Despite that, it has stood virtually voiceless with 200 million Christians in 60 countries at risk of persecution (according to a decade-old British intelligence report — the problem is surely worse now). Muslims, Buddhists, Baha’is, members of tribal religions and many others also suffer.

A white paper by Alliance Defending Freedom International on the UN’s failure to protect religious freedom is depressing.
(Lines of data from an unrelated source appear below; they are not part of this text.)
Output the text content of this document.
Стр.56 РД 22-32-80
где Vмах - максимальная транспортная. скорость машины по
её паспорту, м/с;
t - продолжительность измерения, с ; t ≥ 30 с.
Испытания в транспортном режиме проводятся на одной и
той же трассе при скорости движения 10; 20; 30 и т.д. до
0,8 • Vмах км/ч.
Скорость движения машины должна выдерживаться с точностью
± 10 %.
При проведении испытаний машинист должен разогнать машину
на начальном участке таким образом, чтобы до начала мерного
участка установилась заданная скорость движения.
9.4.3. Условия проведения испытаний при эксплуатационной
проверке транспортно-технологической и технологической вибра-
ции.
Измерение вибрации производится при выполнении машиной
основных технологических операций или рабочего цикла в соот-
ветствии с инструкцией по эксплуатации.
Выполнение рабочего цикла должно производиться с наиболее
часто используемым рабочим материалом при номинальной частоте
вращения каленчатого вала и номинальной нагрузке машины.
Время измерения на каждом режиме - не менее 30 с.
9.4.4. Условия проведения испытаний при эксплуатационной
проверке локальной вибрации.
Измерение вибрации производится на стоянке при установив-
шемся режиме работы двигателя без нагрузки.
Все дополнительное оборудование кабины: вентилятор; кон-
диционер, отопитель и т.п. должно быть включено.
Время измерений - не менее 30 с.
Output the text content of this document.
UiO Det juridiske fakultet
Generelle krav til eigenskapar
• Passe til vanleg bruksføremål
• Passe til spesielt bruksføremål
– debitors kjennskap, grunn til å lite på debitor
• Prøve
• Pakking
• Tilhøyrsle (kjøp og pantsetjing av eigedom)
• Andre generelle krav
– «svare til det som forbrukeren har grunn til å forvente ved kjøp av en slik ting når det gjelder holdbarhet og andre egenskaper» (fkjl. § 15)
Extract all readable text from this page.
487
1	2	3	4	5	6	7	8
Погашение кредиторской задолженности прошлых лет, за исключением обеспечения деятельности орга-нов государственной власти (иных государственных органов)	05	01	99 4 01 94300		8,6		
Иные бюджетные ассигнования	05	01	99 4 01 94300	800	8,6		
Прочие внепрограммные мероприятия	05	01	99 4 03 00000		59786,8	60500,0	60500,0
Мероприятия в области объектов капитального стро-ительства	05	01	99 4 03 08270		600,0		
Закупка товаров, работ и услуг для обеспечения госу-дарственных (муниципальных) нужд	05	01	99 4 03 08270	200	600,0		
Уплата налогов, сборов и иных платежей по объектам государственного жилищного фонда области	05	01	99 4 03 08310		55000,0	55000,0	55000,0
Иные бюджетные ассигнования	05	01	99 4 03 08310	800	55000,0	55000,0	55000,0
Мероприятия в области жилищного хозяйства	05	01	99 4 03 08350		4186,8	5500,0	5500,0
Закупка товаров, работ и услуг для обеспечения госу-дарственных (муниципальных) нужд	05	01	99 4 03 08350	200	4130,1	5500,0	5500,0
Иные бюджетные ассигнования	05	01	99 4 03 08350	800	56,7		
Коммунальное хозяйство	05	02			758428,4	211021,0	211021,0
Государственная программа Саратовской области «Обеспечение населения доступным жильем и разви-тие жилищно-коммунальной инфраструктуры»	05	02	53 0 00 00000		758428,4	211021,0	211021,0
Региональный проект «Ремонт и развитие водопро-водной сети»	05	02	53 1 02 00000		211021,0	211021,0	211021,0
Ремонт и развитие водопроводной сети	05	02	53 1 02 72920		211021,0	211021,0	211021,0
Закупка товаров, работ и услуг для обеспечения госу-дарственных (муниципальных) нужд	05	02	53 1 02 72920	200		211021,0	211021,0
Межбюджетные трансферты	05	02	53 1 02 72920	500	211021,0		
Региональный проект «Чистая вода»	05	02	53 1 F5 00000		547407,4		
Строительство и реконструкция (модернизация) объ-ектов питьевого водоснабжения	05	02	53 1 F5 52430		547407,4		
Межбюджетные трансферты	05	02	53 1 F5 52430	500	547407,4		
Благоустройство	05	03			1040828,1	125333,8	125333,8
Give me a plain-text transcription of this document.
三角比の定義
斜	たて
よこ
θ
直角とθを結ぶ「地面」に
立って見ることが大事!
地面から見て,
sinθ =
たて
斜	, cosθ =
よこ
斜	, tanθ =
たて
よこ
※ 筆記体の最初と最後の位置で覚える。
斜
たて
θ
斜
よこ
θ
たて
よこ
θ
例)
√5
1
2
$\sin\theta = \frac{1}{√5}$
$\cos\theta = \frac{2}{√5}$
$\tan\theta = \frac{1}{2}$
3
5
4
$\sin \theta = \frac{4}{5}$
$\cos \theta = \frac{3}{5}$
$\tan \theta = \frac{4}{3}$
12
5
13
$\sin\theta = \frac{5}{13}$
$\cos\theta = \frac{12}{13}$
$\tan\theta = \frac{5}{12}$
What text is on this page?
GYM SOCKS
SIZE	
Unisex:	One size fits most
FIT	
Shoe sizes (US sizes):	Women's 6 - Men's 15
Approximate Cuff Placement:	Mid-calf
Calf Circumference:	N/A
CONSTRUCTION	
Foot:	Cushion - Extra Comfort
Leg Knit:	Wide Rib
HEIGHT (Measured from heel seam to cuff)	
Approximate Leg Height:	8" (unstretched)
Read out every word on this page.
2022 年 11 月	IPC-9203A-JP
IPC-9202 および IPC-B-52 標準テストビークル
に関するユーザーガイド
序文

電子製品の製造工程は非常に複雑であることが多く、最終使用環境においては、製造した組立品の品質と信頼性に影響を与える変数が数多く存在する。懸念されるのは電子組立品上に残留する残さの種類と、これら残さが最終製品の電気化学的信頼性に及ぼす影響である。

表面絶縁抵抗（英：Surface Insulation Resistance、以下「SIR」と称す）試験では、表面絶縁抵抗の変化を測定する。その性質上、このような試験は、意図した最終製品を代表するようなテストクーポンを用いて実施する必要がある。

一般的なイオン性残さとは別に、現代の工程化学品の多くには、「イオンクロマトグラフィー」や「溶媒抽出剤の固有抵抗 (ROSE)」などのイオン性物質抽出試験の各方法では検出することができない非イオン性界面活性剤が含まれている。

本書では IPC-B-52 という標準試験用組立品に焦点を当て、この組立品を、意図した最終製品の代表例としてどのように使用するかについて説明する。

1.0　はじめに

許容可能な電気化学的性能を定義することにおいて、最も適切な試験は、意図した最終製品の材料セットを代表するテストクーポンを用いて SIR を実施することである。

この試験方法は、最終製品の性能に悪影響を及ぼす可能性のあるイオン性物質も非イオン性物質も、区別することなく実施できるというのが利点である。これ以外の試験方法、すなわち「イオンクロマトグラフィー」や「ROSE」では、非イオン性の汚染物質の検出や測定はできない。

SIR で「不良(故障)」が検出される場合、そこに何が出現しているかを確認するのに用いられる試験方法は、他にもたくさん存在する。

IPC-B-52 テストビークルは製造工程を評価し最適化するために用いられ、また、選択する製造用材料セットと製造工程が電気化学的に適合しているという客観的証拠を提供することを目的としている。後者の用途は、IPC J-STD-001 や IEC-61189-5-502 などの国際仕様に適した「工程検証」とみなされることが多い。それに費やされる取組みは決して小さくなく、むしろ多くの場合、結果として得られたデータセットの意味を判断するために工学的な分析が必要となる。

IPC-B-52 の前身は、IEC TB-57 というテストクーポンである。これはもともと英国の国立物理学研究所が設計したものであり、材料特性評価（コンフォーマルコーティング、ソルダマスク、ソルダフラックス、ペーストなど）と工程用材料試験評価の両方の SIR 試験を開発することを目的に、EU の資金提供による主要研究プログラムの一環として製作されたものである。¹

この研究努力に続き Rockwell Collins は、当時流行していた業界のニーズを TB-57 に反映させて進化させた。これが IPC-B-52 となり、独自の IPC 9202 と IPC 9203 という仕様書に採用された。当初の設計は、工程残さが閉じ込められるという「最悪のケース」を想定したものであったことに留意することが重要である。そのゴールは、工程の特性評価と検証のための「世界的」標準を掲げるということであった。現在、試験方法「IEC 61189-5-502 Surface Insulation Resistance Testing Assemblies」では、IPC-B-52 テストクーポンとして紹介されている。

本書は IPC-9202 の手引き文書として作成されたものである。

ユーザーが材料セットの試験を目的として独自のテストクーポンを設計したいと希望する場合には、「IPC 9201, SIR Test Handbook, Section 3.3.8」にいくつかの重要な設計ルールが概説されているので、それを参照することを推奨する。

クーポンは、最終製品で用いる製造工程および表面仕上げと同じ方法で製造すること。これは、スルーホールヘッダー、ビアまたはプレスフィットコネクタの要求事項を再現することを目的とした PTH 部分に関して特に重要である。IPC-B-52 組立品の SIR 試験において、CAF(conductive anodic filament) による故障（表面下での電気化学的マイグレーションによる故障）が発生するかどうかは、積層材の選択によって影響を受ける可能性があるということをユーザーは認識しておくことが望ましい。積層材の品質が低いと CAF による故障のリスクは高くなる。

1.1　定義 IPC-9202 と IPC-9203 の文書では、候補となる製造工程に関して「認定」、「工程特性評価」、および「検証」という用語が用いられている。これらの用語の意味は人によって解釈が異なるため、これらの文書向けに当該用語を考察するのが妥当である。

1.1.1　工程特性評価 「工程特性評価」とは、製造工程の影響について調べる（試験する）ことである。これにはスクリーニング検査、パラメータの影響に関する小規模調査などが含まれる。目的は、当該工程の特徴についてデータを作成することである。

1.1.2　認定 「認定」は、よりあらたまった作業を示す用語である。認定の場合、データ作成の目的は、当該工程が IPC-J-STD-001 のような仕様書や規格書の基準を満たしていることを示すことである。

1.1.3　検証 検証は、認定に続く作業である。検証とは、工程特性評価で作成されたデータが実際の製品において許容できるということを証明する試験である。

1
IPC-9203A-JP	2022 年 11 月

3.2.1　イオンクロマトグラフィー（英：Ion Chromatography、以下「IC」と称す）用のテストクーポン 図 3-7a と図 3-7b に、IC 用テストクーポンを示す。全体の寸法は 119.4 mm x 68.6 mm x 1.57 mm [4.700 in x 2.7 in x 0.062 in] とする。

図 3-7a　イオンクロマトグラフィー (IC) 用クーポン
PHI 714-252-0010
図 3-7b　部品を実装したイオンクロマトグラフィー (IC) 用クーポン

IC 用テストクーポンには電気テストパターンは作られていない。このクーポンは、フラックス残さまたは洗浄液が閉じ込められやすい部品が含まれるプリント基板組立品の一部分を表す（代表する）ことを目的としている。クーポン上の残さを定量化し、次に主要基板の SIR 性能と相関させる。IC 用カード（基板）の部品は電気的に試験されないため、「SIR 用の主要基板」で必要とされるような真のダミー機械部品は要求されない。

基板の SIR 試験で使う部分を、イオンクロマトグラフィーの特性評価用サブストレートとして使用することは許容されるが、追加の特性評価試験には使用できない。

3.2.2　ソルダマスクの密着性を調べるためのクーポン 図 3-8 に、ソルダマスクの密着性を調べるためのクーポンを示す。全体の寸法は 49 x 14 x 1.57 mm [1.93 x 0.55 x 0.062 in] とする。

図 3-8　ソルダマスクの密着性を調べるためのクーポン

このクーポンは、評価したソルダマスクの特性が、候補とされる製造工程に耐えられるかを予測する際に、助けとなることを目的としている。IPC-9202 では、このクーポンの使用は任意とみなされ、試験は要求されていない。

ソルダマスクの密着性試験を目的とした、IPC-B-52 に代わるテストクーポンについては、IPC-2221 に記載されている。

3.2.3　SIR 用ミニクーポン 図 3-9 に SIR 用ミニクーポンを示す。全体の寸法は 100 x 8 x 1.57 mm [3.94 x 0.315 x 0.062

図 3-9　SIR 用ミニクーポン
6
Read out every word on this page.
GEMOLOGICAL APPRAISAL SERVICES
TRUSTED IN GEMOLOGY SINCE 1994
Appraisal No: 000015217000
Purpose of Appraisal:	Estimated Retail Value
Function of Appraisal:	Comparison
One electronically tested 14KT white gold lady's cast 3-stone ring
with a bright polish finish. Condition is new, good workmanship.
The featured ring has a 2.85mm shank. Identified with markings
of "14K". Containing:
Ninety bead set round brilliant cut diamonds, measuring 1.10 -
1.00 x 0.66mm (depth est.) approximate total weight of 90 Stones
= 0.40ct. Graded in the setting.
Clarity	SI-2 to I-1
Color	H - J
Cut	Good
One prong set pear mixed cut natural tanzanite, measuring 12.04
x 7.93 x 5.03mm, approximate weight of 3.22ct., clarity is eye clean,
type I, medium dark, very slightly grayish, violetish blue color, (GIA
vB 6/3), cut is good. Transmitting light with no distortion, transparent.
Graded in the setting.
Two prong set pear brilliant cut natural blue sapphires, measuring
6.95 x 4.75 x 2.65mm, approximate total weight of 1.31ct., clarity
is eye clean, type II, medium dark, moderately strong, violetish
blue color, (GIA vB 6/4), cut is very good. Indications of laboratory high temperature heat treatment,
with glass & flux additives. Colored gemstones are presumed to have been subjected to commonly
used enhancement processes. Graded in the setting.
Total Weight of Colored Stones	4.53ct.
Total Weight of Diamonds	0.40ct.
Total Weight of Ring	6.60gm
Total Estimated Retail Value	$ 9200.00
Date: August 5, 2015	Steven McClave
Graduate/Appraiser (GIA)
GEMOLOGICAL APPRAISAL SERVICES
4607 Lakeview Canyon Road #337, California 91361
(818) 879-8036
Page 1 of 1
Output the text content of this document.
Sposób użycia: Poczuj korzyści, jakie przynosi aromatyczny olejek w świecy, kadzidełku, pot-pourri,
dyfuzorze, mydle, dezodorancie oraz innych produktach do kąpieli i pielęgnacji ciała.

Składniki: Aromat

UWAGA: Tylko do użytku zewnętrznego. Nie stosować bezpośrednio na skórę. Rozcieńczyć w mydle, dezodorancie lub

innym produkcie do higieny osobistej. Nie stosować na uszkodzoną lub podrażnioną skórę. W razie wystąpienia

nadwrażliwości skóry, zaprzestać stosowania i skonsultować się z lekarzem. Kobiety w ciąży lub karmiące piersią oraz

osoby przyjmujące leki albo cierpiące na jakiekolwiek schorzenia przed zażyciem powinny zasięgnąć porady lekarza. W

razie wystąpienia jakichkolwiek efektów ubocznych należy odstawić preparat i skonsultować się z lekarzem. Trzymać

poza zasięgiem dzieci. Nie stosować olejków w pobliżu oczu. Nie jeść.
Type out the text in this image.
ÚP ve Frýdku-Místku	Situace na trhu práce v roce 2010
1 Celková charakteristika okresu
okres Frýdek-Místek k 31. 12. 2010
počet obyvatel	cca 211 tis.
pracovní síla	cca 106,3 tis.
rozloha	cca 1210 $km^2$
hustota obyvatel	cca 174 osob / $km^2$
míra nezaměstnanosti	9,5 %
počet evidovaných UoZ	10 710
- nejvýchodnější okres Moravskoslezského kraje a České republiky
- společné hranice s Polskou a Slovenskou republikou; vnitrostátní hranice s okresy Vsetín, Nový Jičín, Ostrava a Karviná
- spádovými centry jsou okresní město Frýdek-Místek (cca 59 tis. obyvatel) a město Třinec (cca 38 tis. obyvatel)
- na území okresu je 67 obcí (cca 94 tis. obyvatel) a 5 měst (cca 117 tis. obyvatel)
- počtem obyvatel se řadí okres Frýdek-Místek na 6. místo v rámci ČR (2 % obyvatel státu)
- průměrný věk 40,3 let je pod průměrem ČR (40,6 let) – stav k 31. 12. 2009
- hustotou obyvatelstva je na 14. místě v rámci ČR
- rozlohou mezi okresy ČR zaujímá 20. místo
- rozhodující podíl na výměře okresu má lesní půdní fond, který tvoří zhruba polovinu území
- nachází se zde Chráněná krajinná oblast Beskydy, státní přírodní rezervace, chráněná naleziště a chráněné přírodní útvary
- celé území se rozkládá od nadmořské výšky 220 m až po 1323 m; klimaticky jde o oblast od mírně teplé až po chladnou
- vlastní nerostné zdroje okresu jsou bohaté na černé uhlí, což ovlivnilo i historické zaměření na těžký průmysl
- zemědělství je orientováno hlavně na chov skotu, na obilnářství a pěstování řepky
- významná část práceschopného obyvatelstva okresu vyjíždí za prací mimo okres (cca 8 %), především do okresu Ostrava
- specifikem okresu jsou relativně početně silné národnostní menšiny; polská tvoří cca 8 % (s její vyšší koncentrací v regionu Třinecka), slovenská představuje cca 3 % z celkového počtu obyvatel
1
ADFI is a conservative religious organisation that has been criticised for its stance on homosexuality, but this paper appears meticulously researched.

It says vulnerable religious minorities are sacrificed to politics, especially by Muslim-majority countries, and by LGBT and pro-choice lobby groups.

An example is the UN’s failure to label as genocide ISIS’s depredations against Christians, Yazidis and others in Syria and Iraq. That relieves nations of an obligation to intervene and will hinder potential prosecutions.

The paper notes that the UN Security Council held a special meeting in 2015 about ISIS crimes against some 30 lesbian, gay and bisexual people. That was undoubtedly a good thing but there was no such meeting about ISIS murdering 10,000 members of religious minorities.

Meanwhile, the UN Human Rights Council’s member nations include 13 of the worst persecutors as listed by global NGO Open Doors, including China and Saudi Arabia. The council is preoccupied with Israel, holding seven special sessions on shortcomings by that country and passing 61 resolutions against it from 2006 to 2015.

That compares with one special session on Myanmar (where Rohingya Muslims endure persecution) and five resolutions condemning Iran, one of the worst offenders.

One of the main obstacles is obstruction by Muslim countries, which do not want to be accountable. For example, the paper cites a move by Britain in 2015 to protect religious minorities that was blocked by Muslim-majority countries. They opted instead for “partisan posturing”.

A small bloc of Islamic countries on the Human Rights Council has been able to stop protections. In a proposed resolution on the right to religious freedom in 2015, Muslim countries including Pakistan, Egypt, Jordan, Maldives, Morocco, Qatar and Saudi Arabia deleted language urging countries to protect people at risk of violence because of religious belief. They claimed such violence was often not grounded in religion.

The undoubted reality of Islamophobia in the West should not disguise the greater danger and persecution of minorities in Muslim-majority countries, where many are in perpetual and real fear for their lives.

Muslims in Australia often face discrimination and prejudice and that is wrong. But Muslims here do not face murderous Christian or atheist mobs burning down their homes and killing them. No Muslim in Australia has spent seven years on death row because she polluted a communal cup by drinking from it (as happened to Asia Bibi in Pakistan).

No Muslims in Australia face 80 lashes from religious authorities for following their religion, as Christians do in Iran for using communion wine. Their daughters are not abducted, raped and forced to marry into another religion.

There isn’t space to detail the UN’s litany of failures as peacekeepers.

But when it comes to religious freedom, the UN seems to be operating less to protect the persecuted and vulnerable than as a cloak behind which persecutors can act with impunity. The UN faces almost unsolvable problems and I am grateful for its occasional successes and its often useful international agencies.

But when it is used to legitimise and cover up genocide and persecution, that is a travesty we must not tolerate.

Barney Zwartz is a Senior Fellow of the Centre for Public Christianity.

This article first appeared in the Herald Sun.